Eastern European gangster Roman Nikoghoysan, who extorted people and helped a fellow criminal escape from the city’s Bronx jail barge, isn’t just a bad guy — he’s a bad son, a Brooklyn Federal Court judge said at his sentencing Wednesday.
Judge Dora Irizarry hammered Nikoghoysan, 34 — an alleged ranking member of the KavKaz Nation gang — for pulling his mother into the daring 2021 escape scheme as she sentenced him to eight years behind bars for extortion and gun possession Wednesday.
“You helped someone with their escape…. and then you had the nerve to try and involve your mother in helping you with this person’s escape,” Irizarry said.
“Who does that?” asked the judge. “That’s how you love your mother?”
Nikoghoysan pleaded guilty last year to scheming to extort two people and to possessing a rifle despite being a convicted felon.
Prosecutors laid out a string of other crimes he committed in a sentencing memo, and Assistant U.S. Attorney Matthew Galeotti said in court that the feds had to wrap up their investigation quicker than planned because of wiretapped conversations suggesting Nikoghoysan was planning stabbings.
The escape happened July 10, 2021, at the Vernon C. Bain Center — the formal name of the city’s jail barge in the Bronx — when David Mordukhaev broke the window of his cell and jumped to the water off Hunts Point, sparking a 12-hour manhunt that ended in his recapture.
After his escape, Mordukhaev called Nikoghosian asking for help, telling him the correction officers “won’t even know I am gone for another week probably” and that he had to “come down from the fifth floor on a rope,” according to federal prosecutors.
Nikoghosian started working the phones and plotting to get his buddy to California.
The first call he made was to his mother, Narine Petrosyan, telling her about the escape and saying that he needed to come to her to pick up money, prosecutors said.
He then told Mordukhaev to grab his girlfriend’s car, which he allegedly was to use to drive to California.
Then, Nikoghosian made two more calls to his mom, telling her to drop $2,000 into a Zelle account for Mordukhaev and to let him stay in her home for a while.
When she worried about security cameras, Nikoghosian told his mom, “It doesn’t matter. He will hold his head down.”
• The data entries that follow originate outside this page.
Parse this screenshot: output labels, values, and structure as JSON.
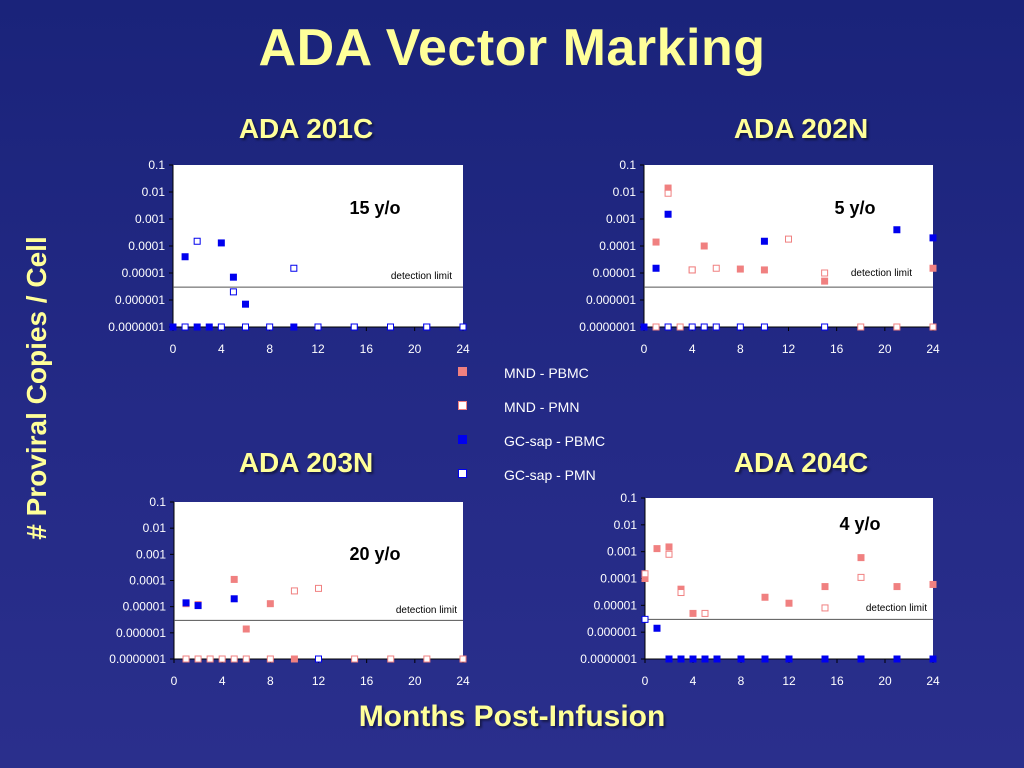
{
  "slide": {
    "title": "ADA Vector Marking",
    "y_title": "# Proviral Copies / Cell",
    "x_title": "Months Post-Infusion"
  },
  "legend": [
    {
      "label": "MND - PBMC",
      "series": "MND - PBMC"
    },
    {
      "label": "MND - PMN",
      "series": "MND - PMN"
    },
    {
      "label": "GC-sap - PBMC",
      "series": "GC-sap - PBMC"
    },
    {
      "label": "GC-sap - PMN",
      "series": "GC-sap - PMN"
    }
  ],
  "series_styles": {
    "MND - PBMC": {
      "color": "#f08080",
      "fill": "filled"
    },
    "MND - PMN": {
      "color": "#f08080",
      "fill": "hollow"
    },
    "GC-sap - PBMC": {
      "color": "#0000ee",
      "fill": "filled"
    },
    "GC-sap - PMN": {
      "color": "#0000ee",
      "fill": "hollow"
    }
  },
  "chart_data": [
    {
      "type": "scatter",
      "title": "ADA 201C",
      "annotation": "15 y/o",
      "detection_limit_label": "detection limit",
      "detection_limit": 3e-06,
      "x_ticks": [
        0,
        4,
        8,
        12,
        16,
        20,
        24
      ],
      "y_ticks": [
        "0.0000001",
        "0.000001",
        "0.00001",
        "0.0001",
        "0.001",
        "0.01",
        "0.1"
      ],
      "xlim": [
        0,
        24
      ],
      "ylim": [
        1e-07,
        0.1
      ],
      "y_scale": "log",
      "series": [
        {
          "name": "GC-sap - PBMC",
          "points": [
            [
              0,
              1e-07
            ],
            [
              1,
              4e-05
            ],
            [
              2,
              1e-07
            ],
            [
              3,
              1e-07
            ],
            [
              4,
              0.00013
            ],
            [
              5,
              7e-06
            ],
            [
              6,
              7e-07
            ],
            [
              10,
              1e-07
            ],
            [
              12,
              1e-07
            ],
            [
              15,
              1e-07
            ],
            [
              18,
              1e-07
            ],
            [
              21,
              1e-07
            ],
            [
              24,
              1e-07
            ]
          ]
        },
        {
          "name": "GC-sap - PMN",
          "points": [
            [
              1,
              1e-07
            ],
            [
              2,
              0.00015
            ],
            [
              4,
              1e-07
            ],
            [
              5,
              2e-06
            ],
            [
              6,
              1e-07
            ],
            [
              8,
              1e-07
            ],
            [
              10,
              1.5e-05
            ],
            [
              12,
              1e-07
            ],
            [
              15,
              1e-07
            ],
            [
              18,
              1e-07
            ],
            [
              21,
              1e-07
            ],
            [
              24,
              1e-07
            ]
          ]
        }
      ]
    },
    {
      "type": "scatter",
      "title": "ADA 202N",
      "annotation": "5 y/o",
      "detection_limit_label": "detection limit",
      "detection_limit": 3e-06,
      "x_ticks": [
        0,
        4,
        8,
        12,
        16,
        20,
        24
      ],
      "y_ticks": [
        "0.0000001",
        "0.000001",
        "0.00001",
        "0.0001",
        "0.001",
        "0.01",
        "0.1"
      ],
      "xlim": [
        0,
        24
      ],
      "ylim": [
        1e-07,
        0.1
      ],
      "y_scale": "log",
      "series": [
        {
          "name": "MND - PBMC",
          "points": [
            [
              1,
              0.00014
            ],
            [
              2,
              0.014
            ],
            [
              4,
              1.3e-05
            ],
            [
              5,
              0.0001
            ],
            [
              6,
              1e-07
            ],
            [
              8,
              1.4e-05
            ],
            [
              10,
              1.3e-05
            ],
            [
              15,
              5e-06
            ],
            [
              24,
              1.5e-05
            ]
          ]
        },
        {
          "name": "MND - PMN",
          "points": [
            [
              1,
              1e-07
            ],
            [
              2,
              0.009
            ],
            [
              3,
              1e-07
            ],
            [
              4,
              1.3e-05
            ],
            [
              6,
              1.5e-05
            ],
            [
              12,
              0.00018
            ],
            [
              15,
              1e-05
            ],
            [
              18,
              1e-07
            ],
            [
              21,
              1e-07
            ],
            [
              24,
              1e-07
            ]
          ]
        },
        {
          "name": "GC-sap - PBMC",
          "points": [
            [
              0,
              1e-07
            ],
            [
              1,
              1.5e-05
            ],
            [
              2,
              0.0015
            ],
            [
              10,
              0.00015
            ],
            [
              21,
              0.0004
            ],
            [
              24,
              0.0002
            ]
          ]
        },
        {
          "name": "GC-sap - PMN",
          "points": [
            [
              2,
              1e-07
            ],
            [
              4,
              1e-07
            ],
            [
              5,
              1e-07
            ],
            [
              6,
              1e-07
            ],
            [
              8,
              1e-07
            ],
            [
              10,
              1e-07
            ],
            [
              15,
              1e-07
            ]
          ]
        }
      ]
    },
    {
      "type": "scatter",
      "title": "ADA 203N",
      "annotation": "20 y/o",
      "detection_limit_label": "detection limit",
      "detection_limit": 3e-06,
      "x_ticks": [
        0,
        4,
        8,
        12,
        16,
        20,
        24
      ],
      "y_ticks": [
        "0.0000001",
        "0.000001",
        "0.00001",
        "0.0001",
        "0.001",
        "0.01",
        "0.1"
      ],
      "xlim": [
        0,
        24
      ],
      "ylim": [
        1e-07,
        0.1
      ],
      "y_scale": "log",
      "series": [
        {
          "name": "MND - PBMC",
          "points": [
            [
              1,
              1.3e-05
            ],
            [
              2,
              1.2e-05
            ],
            [
              5,
              0.00011
            ],
            [
              6,
              1.4e-06
            ],
            [
              8,
              1.3e-05
            ],
            [
              10,
              1e-07
            ],
            [
              24,
              1e-07
            ]
          ]
        },
        {
          "name": "MND - PMN",
          "points": [
            [
              1,
              1e-07
            ],
            [
              2,
              1e-07
            ],
            [
              3,
              1e-07
            ],
            [
              4,
              1e-07
            ],
            [
              5,
              1e-07
            ],
            [
              6,
              1e-07
            ],
            [
              8,
              1e-07
            ],
            [
              10,
              4e-05
            ],
            [
              12,
              5e-05
            ],
            [
              15,
              1e-07
            ],
            [
              18,
              1e-07
            ],
            [
              21,
              1e-07
            ],
            [
              24,
              1e-07
            ]
          ]
        },
        {
          "name": "GC-sap - PBMC",
          "points": [
            [
              1,
              1.4e-05
            ],
            [
              2,
              1.1e-05
            ],
            [
              5,
              2e-05
            ]
          ]
        },
        {
          "name": "GC-sap - PMN",
          "points": [
            [
              12,
              1e-07
            ]
          ]
        }
      ]
    },
    {
      "type": "scatter",
      "title": "ADA 204C",
      "annotation": "4 y/o",
      "detection_limit_label": "detection limit",
      "detection_limit": 3e-06,
      "x_ticks": [
        0,
        4,
        8,
        12,
        16,
        20,
        24
      ],
      "y_ticks": [
        "0.0000001",
        "0.000001",
        "0.00001",
        "0.0001",
        "0.001",
        "0.01",
        "0.1"
      ],
      "xlim": [
        0,
        24
      ],
      "ylim": [
        1e-07,
        0.1
      ],
      "y_scale": "log",
      "series": [
        {
          "name": "MND - PBMC",
          "points": [
            [
              0,
              0.0001
            ],
            [
              1,
              0.0013
            ],
            [
              2,
              0.0015
            ],
            [
              3,
              4e-05
            ],
            [
              4,
              5e-06
            ],
            [
              5,
              1e-07
            ],
            [
              10,
              2e-05
            ],
            [
              12,
              1.2e-05
            ],
            [
              15,
              5e-05
            ],
            [
              18,
              0.0006
            ],
            [
              21,
              5e-05
            ],
            [
              24,
              6e-05
            ]
          ]
        },
        {
          "name": "MND - PMN",
          "points": [
            [
              0,
              0.00015
            ],
            [
              2,
              0.0008
            ],
            [
              3,
              3e-05
            ],
            [
              5,
              5e-06
            ],
            [
              15,
              8e-06
            ],
            [
              18,
              0.00011
            ]
          ]
        },
        {
          "name": "GC-sap - PBMC",
          "points": [
            [
              1,
              1.4e-06
            ],
            [
              2,
              1e-07
            ],
            [
              3,
              1e-07
            ],
            [
              4,
              1e-07
            ],
            [
              5,
              1e-07
            ],
            [
              6,
              1e-07
            ],
            [
              8,
              1e-07
            ],
            [
              10,
              1e-07
            ],
            [
              12,
              1e-07
            ],
            [
              15,
              1e-07
            ],
            [
              18,
              1e-07
            ],
            [
              21,
              1e-07
            ],
            [
              24,
              1e-07
            ]
          ]
        },
        {
          "name": "GC-sap - PMN",
          "points": [
            [
              0,
              3e-06
            ]
          ]
        }
      ]
    }
  ]
}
It never came to that. Before Mordukhaev arrived at the apartment of Nikoghosian’s mom, federal law enforcement had him in custody.
His mom declined comment outside the courtroom Wednesday.
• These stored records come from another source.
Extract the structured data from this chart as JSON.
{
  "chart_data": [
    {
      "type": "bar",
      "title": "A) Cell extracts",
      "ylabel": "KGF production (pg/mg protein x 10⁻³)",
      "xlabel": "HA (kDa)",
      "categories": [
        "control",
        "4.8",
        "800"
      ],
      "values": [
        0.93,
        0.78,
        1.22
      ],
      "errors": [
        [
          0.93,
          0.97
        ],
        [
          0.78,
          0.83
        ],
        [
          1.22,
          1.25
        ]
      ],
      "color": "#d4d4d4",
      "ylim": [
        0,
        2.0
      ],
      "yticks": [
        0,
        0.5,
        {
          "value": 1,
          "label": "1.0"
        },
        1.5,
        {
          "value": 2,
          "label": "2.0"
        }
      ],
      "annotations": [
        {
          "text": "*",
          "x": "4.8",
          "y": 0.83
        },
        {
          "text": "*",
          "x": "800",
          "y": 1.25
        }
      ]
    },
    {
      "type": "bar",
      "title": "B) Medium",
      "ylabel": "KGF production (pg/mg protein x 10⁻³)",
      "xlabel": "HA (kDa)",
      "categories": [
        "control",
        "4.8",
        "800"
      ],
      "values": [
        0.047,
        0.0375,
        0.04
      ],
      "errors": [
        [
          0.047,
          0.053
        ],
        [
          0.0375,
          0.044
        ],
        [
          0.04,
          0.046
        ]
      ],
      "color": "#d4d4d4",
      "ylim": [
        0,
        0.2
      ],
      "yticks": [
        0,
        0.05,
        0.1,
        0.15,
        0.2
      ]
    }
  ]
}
As part of his guilty plea, Nikoghosian admitted to extorting an associate who attempted to back out of delivering marijuana in 2021. Nikoghosian threatened to break or stab the reluctant dealer’s legs unless he paid $10,000 as penance for gumming up the pot business, the feds said.
Nikoghosian also admitted to threatening a lawyer into paying a $5,000 debt.
Prosecutors describe KavKaz Nation as a Brighton Beach and Manhattan Beach criminal enterprise with ties to the Caucasus region of Eurasia, including Armenia, Uzbekistan, parts of Southern Russia, and Azerbaijan.
Though the escape wasn’t included in the crimes Nikoghosian pleaded guilty to, it factored heavily into prosecutors’ court filings, as did several other crimes that were referenced in wiretapped conversations.
In one of those calls, Nikoghosian sounded out of breath, apparently in the middle of delivering a beating, saying, “You’re gonna die now, ni—!”
Nikoghosyan’s lawyer, Don Savatta, said that his client’s actions stemmed from a “raging” drug addiction that started in his teenage years.
And Nikoghosyan said he planned to “get drugs out of my life” and become a commercial truck driver when he finishes his sentence.
Irizarry wasn’t moved, though, saying that she’s seen “all manner” of people addicted to drugs in her 17 years running a drug court.
“Not all of them resort to violence,” she said. “You are inherently a violent person, and now all of a sudden you want to deal with your drug problem?”
At the end of the sentencing, Savatta asked if his client could spend a brief moment in the courtroom with his mother.
“That’s denied,” Irizarry said.
Nikoghosyan yelled “I love you!” to his mom as he was led away.